Sedangkan terkait dengan kebutuhan kepala Negara, keluarga, dan jabatan kepemimpinan lainnya dalam negara islam maka akan ditanggung Negara berupa iwath (penggati hidup), hal ini berdasarkan ijma’ sahabat, ketika kholifah Abu Bakar ra. tidak didapati Umar mengurus rakyatnya, kemudian Umar ra. menanyakan keberadaan Abu Bakar, ternyata didapati Abu Bakar sedang berdagang untuk memenuhi kebutuhan diri dan keluarganya. Saat itu juga umar dan para sahabat yang lainnya berkumpul sehingga disepakati adanya iwath kepada kholifah dan keluarganya yang masih menjadi tanggungannya sehingga kewajibannya sebagai kholifah tidak meninggalkan. Rasulullah pun membolehkan adanya fasilitas bagi kepala Negara ataupun pejabat, pegawai tetapi sesuai dengan haknya, sebagaimana sabdanya: “Siapa saja yang bekerja untuk kami dan tidak punya rumah tinggal hendaklah dia mengambil rumah tinggal, atau kalau dia tidak punya istri hendaknya dia menikah, dan jika tidak punya pembantu hendaknya dia mengambil pembantu, dan tidak punya hewan tunggangan hendaknya dia mengambil hewan tunggangan, dan siapa saja mengambil selain itu maka dia adalah koruptor” (HR. Abu Dawud).

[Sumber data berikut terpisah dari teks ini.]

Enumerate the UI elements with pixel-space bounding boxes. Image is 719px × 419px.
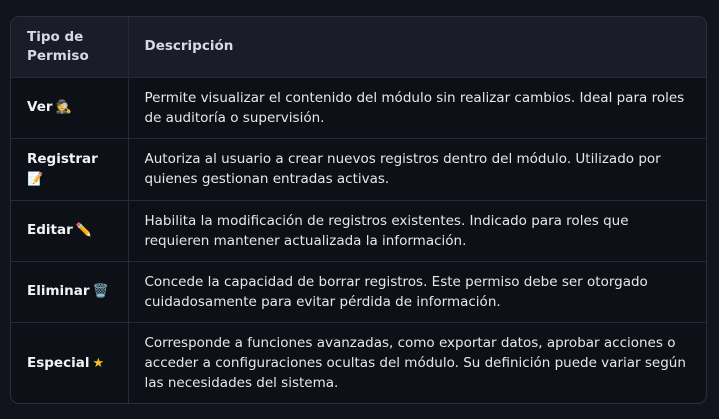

Jadi dalam pandangan Islam tidak ada yang namanya gaji kepala negara, kepala daerah (wali/amil), dan jabatan kepemimpinan lainnya. Karena jabatan tersebut bukanlah sebuah pekerjaan melainkan sebagai pemimpin yang diangkat oleh umat dengan aqad untuk menerapkan dan melestarikan syari’at Islam dan mengemban dakwah Islam ke luar negeri sehingga tidak boleh diberikan gaji. Namun demikian Negara memberikan ganti biaya hidupnya (iwath). Sedangkan jabatan pegawai/pekerja secara umum merupakan aqad ijarah antara pemberi kerja dengan penerima kerja, oleh karena itu hak bagi pegawai/pekerja adalah upah (gaji), dan soal penentuan gaji pegawai/pekerja ditentukan berdasarkan ukuran keumuman yang berkaitan dengan pekerjaan tertentu. Yang menentukan ukuran nilai sebuah pekerjaan bukanlah dari pekerja atau pengusaha melainkan lembaga khusus yang bertugas menaksir nilai dari sebuah pekerjaan. Sedangkan untuk kesejahteraan bukanlah termasuk dalam komponen penetapan gaji pegawai/pekerja melainkan merupakan tanggung jawab negara dalam memenuhi kebutuhan pokok bagi setiap warganya. Demikian pula bagi pemimpin-pemimpin negara dalam menjalankan tugas bukanlah untuk mendapat kesejahteraan melainkan bagaimana menjalankan kekuasaan yang sudah diwakilkan oleh rakyat kepada dirinya dengan baik. Wallahu a’lam bisshowab.